Reconnu pour ses textiles de maison, l’enseigne Bouchara a officiellement fait part de sa demande en raison de « un marché durablement contraint et une baisse significative des dépenses des ménages ». La concurrence accrue, notamment de « certains acteurs à bas prix et du e-commerce », a également été citée comme facteur aggravant, sans nommer des géants tels que Shein et Temu.
Pour expliquer ces difficultés, la direction évoque aussi le ralentissement du marché immobilier et souligne avoir opéré une « transformation de son modèle » en 2017, incluant l’abandon du prêt-à-porter et une « montée en gamme » des produits. Malgré ces efforts, « des pertes récurrentes » persistent.
Un réseau menacé : 52 magasins en France
La direction a également exprimé son intention de « protéger les emplois » des 541 employés en CDI. Bouchara reste présent dans 52 magasins sur le territoire français, dont les villes de Tours, Blois et Chasseneuil-du-Poitou. La prévision du chiffre d’affaires pour 2025 est estimée à 82,5 millions d’euros, soit une baisse de 8,6 millions par rapport à 2024.
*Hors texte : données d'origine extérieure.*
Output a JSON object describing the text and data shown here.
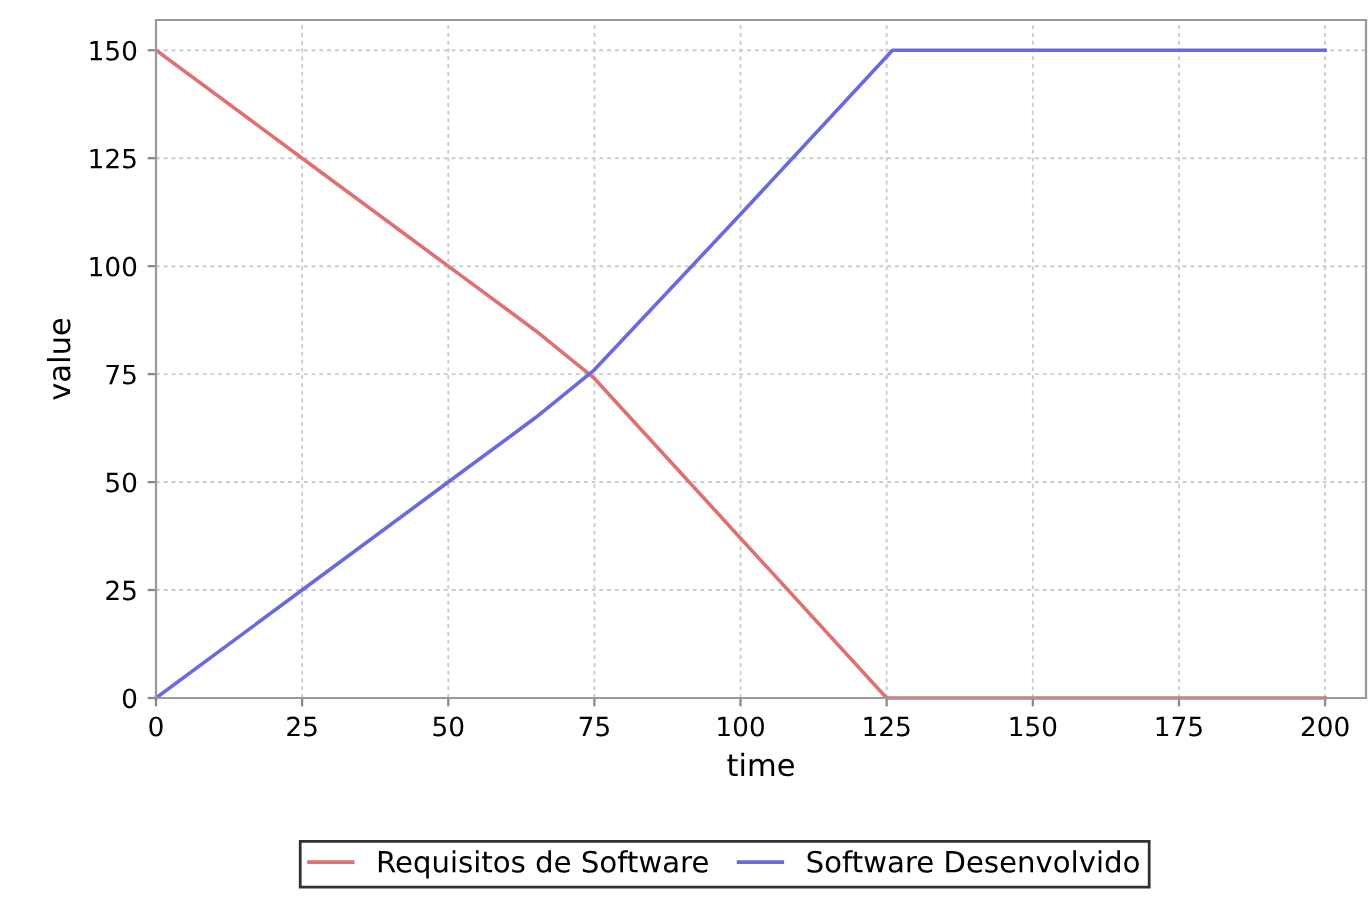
{
  "chart_data": {
    "type": "line",
    "xlabel": "time",
    "ylabel": "value",
    "xlim": [
      0,
      207
    ],
    "ylim": [
      0,
      157
    ],
    "xticks": [
      0,
      25,
      50,
      75,
      100,
      125,
      150,
      175,
      200
    ],
    "yticks": [
      0,
      25,
      50,
      75,
      100,
      125,
      150
    ],
    "grid": true,
    "legend": "bottom",
    "marker": "none",
    "line_style": "solid",
    "series": [
      {
        "name": "Requisitos de Software",
        "color": "#e07070",
        "x": [
          0,
          25,
          50,
          65,
          75,
          100,
          125,
          200
        ],
        "values": [
          150,
          125,
          100,
          85,
          74,
          37,
          0,
          0
        ]
      },
      {
        "name": "Software Desenvolvido",
        "color": "#6a6ae0",
        "x": [
          0,
          25,
          50,
          65,
          75,
          100,
          126,
          200
        ],
        "values": [
          0,
          25,
          50,
          65,
          76,
          112,
          150,
          150
        ]
      }
    ]
  }
}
Si le tribunal accepte cette demande, une période d’observation de six mois sera instaurée, permettant à des investisseurs potentiels de se manifester pour reprendre l’enseigne. La direction a rassuré que les magasins demeureront ouverts durant cette période.
Un porte-parole de la Fédération CGT Commerce et Services a déclaré : « Cette nouvelle plonge les salariés dans une incertitude totale concernant leur avenir professionnel. Ils ne doivent pas payer le prix des erreurs stratégiques du patronat. »
Enfin, il est à noter que d’autres enseignes d’ameublement et décoration, comme Habitat et Casa, ont récemment traversé des procédures similaires, reflétant une tendance inquiétante au sein du secteur.